Yeah, this NBA thing is hard. Reddish was the third Duke player drafted among the first 10 picks of 2019. Picked at the top, the injured Zion Williamson is still waiting to make his regular-season debut. RJ Barrett is taking his lumps with the New York Knicks, scoring more than Reddish – 13.8 points per game compared with 8.0 ppg – but losing about as much.

“It’s tough to pay attention to anyone, honestly,” Reddish said when asked how much he’s watching his fellow Dukies. “We’re always on the road, focusing on our team. You kind of don’t think about the Knicks or the Pelicans. We stay in touch, we talk all the time still. We just don’t talk about basketball because everyone else does.”

For now, the reviews of Reddish center on his defensive presence, not exactly the sexiest attribute. It won’t generate headlines or highlights, but at least it helps carry a guy when his shot isn’t cooperating.

Reddish never looked at himself as a force on defense coming up because he didn’t really have to. He was just naturally bigger and better than everyone else. But as the competition improved, he began applying a little more focus to that end of the court.

“I take a ton of pride in (playing defense),” Reddish said. “It’s another way to get going if the offense isn’t going. Obviously, it’s fun once you get good at it.”

“I think Cam is a game-changer defensively,” Pierce said. “He can make plays with his length, he can guard smaller guys, he can contest shots and alter shots.

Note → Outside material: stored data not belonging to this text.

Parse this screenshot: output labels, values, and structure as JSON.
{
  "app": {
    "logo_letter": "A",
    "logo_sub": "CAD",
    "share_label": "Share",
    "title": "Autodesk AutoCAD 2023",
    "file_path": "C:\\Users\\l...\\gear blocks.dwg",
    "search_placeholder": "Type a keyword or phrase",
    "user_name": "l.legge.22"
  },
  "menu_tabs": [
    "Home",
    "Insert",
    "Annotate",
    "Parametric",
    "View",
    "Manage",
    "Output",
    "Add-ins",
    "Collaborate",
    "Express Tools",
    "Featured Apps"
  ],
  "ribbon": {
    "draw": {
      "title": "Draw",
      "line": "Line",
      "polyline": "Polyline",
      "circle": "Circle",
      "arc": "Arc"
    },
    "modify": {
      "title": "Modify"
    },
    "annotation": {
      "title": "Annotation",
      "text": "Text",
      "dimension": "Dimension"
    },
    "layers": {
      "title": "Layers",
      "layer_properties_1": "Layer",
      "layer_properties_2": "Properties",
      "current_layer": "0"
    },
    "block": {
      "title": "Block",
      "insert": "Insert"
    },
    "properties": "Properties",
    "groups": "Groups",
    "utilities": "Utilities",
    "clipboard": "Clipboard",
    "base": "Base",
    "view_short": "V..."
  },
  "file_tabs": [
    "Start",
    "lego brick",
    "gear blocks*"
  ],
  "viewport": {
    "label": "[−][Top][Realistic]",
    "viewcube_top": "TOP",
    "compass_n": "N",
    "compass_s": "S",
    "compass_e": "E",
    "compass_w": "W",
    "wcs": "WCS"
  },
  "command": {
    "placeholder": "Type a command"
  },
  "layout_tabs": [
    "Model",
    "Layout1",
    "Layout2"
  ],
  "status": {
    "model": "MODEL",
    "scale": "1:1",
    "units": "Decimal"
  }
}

“I think Cam has been growing as a defender,” the coach said, accentuating the positive. “He’s gotten better being physical, getting into bodies, getting over screens, in the passing lane making plays.”

Now, as for that offense ...

“I’ve always been able to shoot since I can remember,” Reddish said. “It’s never been a problem for me. I’m just trying to get it together. I’ll be fine.

“I know I can do it. It’s a matter of doing it now.”

That will not be as easy as it sounds.